OK. I have nothing to lose, so I'm going to go all the way out to the edge on this gun issue.
In 2005, I watched as my friends at Red Lake were killed, traumatized and besieged by reporters, then forgotten, after a confused and alienated kid drove to the school where I had worked and killed seven people.
I am, as I write this, on a plane back to my home in Portland, Ore., 180 miles north of the mass-murder site in the town of Roseburg, where I used to buy car parts when I lived in the Oregon woods many years ago and where I have visited on my journeys south through the magical Oregon countryside.
I shop at the Clackamas mall where in 2012 one more confused white kid brought out a gun and killed three people for no reason that any of us can fathom — or should have to fathom.
And all of the politicians, no matter how pained and grieved, are dancing around the issue of guns with vague platitudes about the need for mental health services, background checks, the necessity of enlisting the support of responsible gun owners, and on and on.
But let's cut to the chase: It's guns, pure and simple.

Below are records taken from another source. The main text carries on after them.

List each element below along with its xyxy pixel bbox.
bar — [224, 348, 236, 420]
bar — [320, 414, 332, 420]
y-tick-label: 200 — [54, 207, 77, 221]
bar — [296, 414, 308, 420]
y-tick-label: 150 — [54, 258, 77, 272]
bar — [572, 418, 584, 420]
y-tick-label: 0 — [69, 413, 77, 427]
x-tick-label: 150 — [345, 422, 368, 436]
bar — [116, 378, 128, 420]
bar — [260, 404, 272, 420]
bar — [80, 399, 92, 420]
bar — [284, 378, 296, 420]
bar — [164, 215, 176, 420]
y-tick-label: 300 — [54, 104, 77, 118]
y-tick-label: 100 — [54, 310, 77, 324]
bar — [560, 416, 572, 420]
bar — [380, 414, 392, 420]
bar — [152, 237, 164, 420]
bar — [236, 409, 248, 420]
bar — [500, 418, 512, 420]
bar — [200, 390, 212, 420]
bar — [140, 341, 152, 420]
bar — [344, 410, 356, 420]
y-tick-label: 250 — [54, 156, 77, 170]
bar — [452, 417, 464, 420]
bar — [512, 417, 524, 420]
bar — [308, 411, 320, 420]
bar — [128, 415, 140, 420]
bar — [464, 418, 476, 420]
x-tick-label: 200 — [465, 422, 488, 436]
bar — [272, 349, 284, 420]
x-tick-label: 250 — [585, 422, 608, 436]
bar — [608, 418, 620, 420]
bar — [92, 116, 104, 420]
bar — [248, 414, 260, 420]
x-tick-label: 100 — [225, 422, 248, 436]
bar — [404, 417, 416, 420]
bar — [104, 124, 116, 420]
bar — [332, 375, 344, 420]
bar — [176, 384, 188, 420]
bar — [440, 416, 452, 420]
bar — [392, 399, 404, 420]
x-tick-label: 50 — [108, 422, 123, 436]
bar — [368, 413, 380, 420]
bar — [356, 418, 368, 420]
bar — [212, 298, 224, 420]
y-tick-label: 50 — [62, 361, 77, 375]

Guns.
So, let's go to it.
What is it about guns that so obsesses Americans? Yes, I know all about the Second Amendment and how it supposedly protects our rights. I know all about the perceived slippery slope into governmental control of our lives. I know about beard boys in Idaho wearing camouflage and face paint and crawling through the woods to hold out against an upcoming takeover by the fascist government, and about frightened fathers and mothers keeping guns in their houses in cities and suburbs to protect against intruders. I know about all of this.